January 17, 2024 | Words by Kelsey Verboom
Five heli-skiing guides made CMH Heli-skiing history this month when they became what is believed to be the first all-women guide team for the company.
During a guided heli-skiing trip in the famed Bugaboos during the first week of January, each of the five lead positions on the trip’s guiding team was headed by a female guide.
Mountain Guide MB Board led the heli-skiing program, setting tracks, skiing runs first, and organizing all the logistics in the field. Longtime Mountain Guide Helen Sovdat was the snow safety guide, travelling ahead of the ski groups to make snowpack observations and find the best options for guests. Ski Guide Jamie Hood, and Apprentice Ski Guides Kendra Hicks and Teresa Yau led the other three guest groups.
“We think this is the first time at CMH there have been all women in these roles,” said Hicks. “It’s such an amazing team. I’m grateful and really proud.”
When asked how she first clocked the all-female distinction, Hicks laughed and conceded it boiled down to tidy handwriting.
“I was looking around while we were all at the heli-pad on the first day and sort of half-noticed, but it wasn’t until I was sitting in the front of the helicopter that it fully clicked,” Hicks said. “There’s a whiteboard where we write down our group’s details. I was staring at it and realized how neat and legible the writing was,” she joked of the unlikely ah-ha moment.
“Later we took a photo because we thought it would be a cool thing to remember. The guests saw us taking it and got quite excited when they realized what we were celebrating. It was a neat moment to share.”
Together, the quintet represents nearly 80 years of combined guiding experience.
A PLACE OF MANY FIRSTS
The Bugaboos is a fitting place to log such a first, as it’s also the birthplace of CMH and the heli-skiing industry, which began at the foot of the granite spires in April 1965.
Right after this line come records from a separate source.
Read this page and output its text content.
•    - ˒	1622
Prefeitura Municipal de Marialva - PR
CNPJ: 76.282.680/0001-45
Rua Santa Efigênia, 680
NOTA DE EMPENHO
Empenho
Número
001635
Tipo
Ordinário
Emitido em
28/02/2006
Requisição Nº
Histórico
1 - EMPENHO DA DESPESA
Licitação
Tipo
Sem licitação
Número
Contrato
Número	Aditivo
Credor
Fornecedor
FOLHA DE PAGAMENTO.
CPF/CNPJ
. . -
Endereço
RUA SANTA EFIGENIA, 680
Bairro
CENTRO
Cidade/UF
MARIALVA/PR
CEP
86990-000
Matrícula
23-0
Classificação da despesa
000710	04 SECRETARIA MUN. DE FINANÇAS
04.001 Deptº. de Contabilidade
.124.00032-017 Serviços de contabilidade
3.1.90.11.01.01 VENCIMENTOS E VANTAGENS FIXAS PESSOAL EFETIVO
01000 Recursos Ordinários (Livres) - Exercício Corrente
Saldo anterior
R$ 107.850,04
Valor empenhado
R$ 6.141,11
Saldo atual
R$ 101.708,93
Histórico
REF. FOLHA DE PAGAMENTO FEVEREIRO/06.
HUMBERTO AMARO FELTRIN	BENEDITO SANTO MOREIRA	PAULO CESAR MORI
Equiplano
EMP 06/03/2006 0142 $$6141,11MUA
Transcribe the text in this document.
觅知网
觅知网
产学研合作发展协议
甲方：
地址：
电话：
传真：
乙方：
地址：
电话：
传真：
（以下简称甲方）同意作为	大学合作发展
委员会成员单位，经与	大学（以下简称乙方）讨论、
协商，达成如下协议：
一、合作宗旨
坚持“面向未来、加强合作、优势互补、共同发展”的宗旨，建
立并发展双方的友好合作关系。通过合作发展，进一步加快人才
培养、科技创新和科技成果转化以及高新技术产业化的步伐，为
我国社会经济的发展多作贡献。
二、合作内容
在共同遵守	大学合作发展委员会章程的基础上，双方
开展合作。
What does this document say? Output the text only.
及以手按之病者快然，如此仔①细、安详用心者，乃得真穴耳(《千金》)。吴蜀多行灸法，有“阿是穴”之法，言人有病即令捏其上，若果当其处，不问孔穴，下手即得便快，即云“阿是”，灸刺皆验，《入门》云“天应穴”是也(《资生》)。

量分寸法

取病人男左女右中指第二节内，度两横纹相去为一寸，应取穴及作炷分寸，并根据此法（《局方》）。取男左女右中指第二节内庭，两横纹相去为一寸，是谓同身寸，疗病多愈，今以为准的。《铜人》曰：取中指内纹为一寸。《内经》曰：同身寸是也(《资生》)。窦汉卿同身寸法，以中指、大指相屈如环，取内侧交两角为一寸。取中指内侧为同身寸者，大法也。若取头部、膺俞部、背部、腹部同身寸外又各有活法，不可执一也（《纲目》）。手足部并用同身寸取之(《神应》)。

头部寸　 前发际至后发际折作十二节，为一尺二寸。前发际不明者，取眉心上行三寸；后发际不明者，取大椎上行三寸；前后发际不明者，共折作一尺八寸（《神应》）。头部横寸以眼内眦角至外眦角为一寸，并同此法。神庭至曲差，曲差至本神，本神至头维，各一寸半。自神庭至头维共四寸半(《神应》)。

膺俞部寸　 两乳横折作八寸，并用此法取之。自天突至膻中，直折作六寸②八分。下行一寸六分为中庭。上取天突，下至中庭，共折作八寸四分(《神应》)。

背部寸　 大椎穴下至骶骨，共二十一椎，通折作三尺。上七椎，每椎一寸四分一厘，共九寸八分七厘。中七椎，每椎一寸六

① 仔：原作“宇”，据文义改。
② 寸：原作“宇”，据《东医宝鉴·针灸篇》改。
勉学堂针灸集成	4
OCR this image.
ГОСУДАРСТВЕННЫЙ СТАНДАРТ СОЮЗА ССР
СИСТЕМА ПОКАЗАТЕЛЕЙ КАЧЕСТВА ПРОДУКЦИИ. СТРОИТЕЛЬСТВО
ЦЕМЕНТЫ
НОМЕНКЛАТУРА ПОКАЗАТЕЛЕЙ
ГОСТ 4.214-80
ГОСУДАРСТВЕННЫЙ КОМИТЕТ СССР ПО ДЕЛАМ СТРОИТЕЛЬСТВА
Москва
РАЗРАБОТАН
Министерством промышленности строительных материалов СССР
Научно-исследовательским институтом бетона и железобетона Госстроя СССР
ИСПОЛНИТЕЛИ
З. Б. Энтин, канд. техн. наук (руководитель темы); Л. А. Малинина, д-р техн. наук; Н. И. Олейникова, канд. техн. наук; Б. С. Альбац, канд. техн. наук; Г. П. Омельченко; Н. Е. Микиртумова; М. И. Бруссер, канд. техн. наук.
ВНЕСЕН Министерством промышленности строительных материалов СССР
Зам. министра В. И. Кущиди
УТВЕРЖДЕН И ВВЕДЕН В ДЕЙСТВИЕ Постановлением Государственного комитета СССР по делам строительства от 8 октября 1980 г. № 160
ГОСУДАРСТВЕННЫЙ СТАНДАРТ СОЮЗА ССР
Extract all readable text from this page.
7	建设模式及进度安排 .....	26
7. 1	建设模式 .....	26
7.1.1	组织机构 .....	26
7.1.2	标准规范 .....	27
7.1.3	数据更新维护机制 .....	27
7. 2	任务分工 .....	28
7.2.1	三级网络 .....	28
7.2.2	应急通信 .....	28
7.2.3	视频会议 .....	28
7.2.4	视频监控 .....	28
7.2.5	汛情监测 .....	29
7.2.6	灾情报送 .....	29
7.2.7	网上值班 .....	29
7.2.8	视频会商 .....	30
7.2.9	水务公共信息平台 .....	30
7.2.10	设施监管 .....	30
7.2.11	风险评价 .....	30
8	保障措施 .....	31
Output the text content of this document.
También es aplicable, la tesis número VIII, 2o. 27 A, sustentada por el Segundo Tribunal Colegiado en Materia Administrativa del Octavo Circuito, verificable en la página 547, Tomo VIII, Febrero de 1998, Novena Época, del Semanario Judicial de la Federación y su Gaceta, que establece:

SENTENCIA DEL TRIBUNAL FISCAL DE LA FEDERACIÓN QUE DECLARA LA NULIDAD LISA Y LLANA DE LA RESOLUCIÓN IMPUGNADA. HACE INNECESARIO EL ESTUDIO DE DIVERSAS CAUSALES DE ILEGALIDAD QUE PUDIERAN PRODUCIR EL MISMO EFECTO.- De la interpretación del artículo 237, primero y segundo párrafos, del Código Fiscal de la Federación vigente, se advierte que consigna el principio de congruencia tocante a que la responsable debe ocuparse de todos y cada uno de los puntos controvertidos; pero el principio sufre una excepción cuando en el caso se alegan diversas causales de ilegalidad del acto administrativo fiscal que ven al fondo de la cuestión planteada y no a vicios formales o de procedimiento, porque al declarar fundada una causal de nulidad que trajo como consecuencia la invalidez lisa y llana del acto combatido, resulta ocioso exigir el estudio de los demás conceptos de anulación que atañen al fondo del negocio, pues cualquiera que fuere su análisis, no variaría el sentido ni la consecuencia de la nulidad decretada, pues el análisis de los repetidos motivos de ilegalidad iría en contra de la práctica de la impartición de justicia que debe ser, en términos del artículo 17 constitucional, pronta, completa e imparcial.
“At the Bugaboos, the full guiding team is almost a 50-50 split of men and women, which is still more rare, but we don’t really think about that anymore,” said Hicks, alluding to the average number of female guides in the industry compared to at CMH Bugaboos.
According to a 2019 study of the avalanche and guiding profession in Canada, unofficial averages put the industry at approximately 15–20% female (CAA, 2019; ACMG, 2019). Similarly, as of January 2024, of CMH’s approximately 150 guides, 30 identify as female—also about 20%.
Hicks is candid about the duality of celebrating the accomplishment of an all-female guiding team. On one hand, it’s noteworthy and encouraging in an industry where there are not yet as many women as men, she said. On the other hand, it’s overdue and doesn’t warrant gender qualifiers.
“For me, it’s about time. That’s how I feel. It’s really positive and inspiring that things are changing. This is due. Many of the guests we lead are female, and we’ve proven for many years that we’re excellent guides. We’re not ‘female guides’; we’re guides.”
Hicks has been guiding hiking, and now, skiing, for a total of eight years and has already noticed a positive change in that relatively short period.
“Even when I started my career, there were fewer women than there are now,” she said. “So, you have to recognize where we’ve come from, which is an industry where there have typically been very few women.”
Few people know that better than Sovdat, who has been guiding for 35 years. When the esteemed adventurer earned full certification as an ACMG/IFMGA Mountain Guide earlier in her career, she was only the third woman in North America to do so. Today, there are an estimated 14 women out of approximately 215 guides in Canada who are certified as full ACMG/IFMGA Mountain Guides. Earning the certification is a demanding process that takes many years of dedication to accomplish.
Sovdat is a mentor to many of her colleagues and an Association of Canadian Mountain Guides (ACMG) instructor to up-and-coming guides. She was also recognized with the Summit of Excellence Award in 2021.
“It’s amazing working alongside someone like Helen,” Hicks said. “Every day I work with her, I feel so grateful. Her knowledge about the terrain, how she contributes to a team, and how invested she is in helping people get better is incredible.”
Hicks added the same sentiment about Board, who is also an ACMG/IFMGA Mountain Guide with 17 years of experience.
“Women like MB and Helen are just total powerhouses. They absolutely dominate in so many ways. They have worked really hard and paved a path for a lot of people.”
Guiding alongside such experienced women makes Hicks feel compelled to keep pushing, she said.
“They totally inspire me. Having people like them in the room makes me want to do better.”
THE FUTURE IS BRIGHT
To anyone considering a career in guiding and being a part of the next generation of those who will continue to shape the industry, Hicks has one piece of advice: if you want it, go for it.
“I love being able to spend my career outside. Every single day is totally different,” she said.
“Of course, it’s not all sunshine and rainbows. There are some hard aspects of it. To overcome those, you have to truly, to your core, love mountains and skiing—and people. Someone who wants to guide needs to want to do it for others, not just for themselves. We’re always working hard to make sure other people have an incredible experience. If you love all those things, it’s the most amazing, challenging, rewarding career.”